Daqui para o fim do ano, o que deve acontecer?

Esse recurso vai para o caixa da Celg e consequentemente vai para a Eletrobras. A Celg se torna viável, passa a produzir, contribui com o ICMS, devolve ao Estado e municípios recursos para gerir suas atividades. Ela vai prestar seu serviço, vai fazer a extensão rural, vai cumprir sua função social, vai ser uma prestadora de serviços.

A dívida com a Eletrobras será paga e ela ainda vai ficar com 7% da Celg e vice-diretorias. Como o sr. avalia essa situação?

É uma federalização branca. Estão federalizando a Celg. Vai ter o presidente, mas quem vai mandar são os diretores.

O governo era contra o seu parecer até o último momento, mas acabou cedendo...

O governo cedeu e votou conosco. Ele entendeu que o caminho para a salvação da Celg é esse. A única pessoa que não entendeu isso foi a deputada Betinha Tejota (PSB).


O deputado Daniel Goulart disse que o governo estaria tentando fazer uma manobra para de, alguma maneira, aproveitar politicamente a vinda desse recurso. O sr. concorda com ele?

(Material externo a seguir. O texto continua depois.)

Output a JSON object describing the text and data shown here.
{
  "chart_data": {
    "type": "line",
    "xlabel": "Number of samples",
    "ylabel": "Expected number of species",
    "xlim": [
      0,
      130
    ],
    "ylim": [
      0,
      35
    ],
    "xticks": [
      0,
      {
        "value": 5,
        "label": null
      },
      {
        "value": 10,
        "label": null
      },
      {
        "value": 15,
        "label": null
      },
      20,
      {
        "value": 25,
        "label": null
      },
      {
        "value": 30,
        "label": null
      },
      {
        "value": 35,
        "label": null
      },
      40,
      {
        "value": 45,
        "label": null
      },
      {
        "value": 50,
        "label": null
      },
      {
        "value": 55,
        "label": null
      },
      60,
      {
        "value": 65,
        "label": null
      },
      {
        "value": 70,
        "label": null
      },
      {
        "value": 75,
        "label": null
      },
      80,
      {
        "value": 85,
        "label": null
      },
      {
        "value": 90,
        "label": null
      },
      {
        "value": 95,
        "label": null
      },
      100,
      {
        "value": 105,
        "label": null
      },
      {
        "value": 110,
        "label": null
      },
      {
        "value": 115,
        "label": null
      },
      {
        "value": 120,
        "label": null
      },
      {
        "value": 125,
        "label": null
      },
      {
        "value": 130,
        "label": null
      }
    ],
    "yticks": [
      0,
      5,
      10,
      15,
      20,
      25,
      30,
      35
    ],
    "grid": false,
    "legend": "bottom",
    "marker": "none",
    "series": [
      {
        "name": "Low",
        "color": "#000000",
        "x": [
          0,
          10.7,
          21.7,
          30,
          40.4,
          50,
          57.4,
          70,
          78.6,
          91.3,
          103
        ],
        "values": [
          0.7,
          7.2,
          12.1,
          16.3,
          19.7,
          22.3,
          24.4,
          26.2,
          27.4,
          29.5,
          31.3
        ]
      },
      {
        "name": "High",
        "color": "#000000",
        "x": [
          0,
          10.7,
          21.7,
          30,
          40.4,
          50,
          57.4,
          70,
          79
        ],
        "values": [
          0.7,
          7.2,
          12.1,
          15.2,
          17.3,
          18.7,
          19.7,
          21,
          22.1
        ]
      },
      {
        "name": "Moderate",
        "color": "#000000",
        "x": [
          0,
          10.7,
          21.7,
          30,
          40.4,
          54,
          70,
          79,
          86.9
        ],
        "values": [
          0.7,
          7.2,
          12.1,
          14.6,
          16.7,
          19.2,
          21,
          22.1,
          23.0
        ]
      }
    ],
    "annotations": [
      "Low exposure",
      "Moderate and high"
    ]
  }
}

Penso que não teria como o recurso ser utilizado na campanha política. A primeira etapa vai cair após as eleições no mês de novembro. O que acredito que ele quis dizer é que isso possa causar uma falsa expectativa de que o caixa do governo seria reforçado com recurso extra que poderia ser rateado com os correligionários. O governo federal seria o fiador desse empréstimo, mas a garantia real seria o Fundo de Participação do Estado (FPE), que ficaria comprometido para os próximos 15 anos, até inviabilizando o pagamento da folha de funcionários. Cremos inclusive que só vai sair a primeira parcela. Acredito que as outras não virão. O Estado não tem aporte dentro daqueles 16% para garantir o restante. Ou se pega esse agora e joga direto na Celg ou então fica difícil.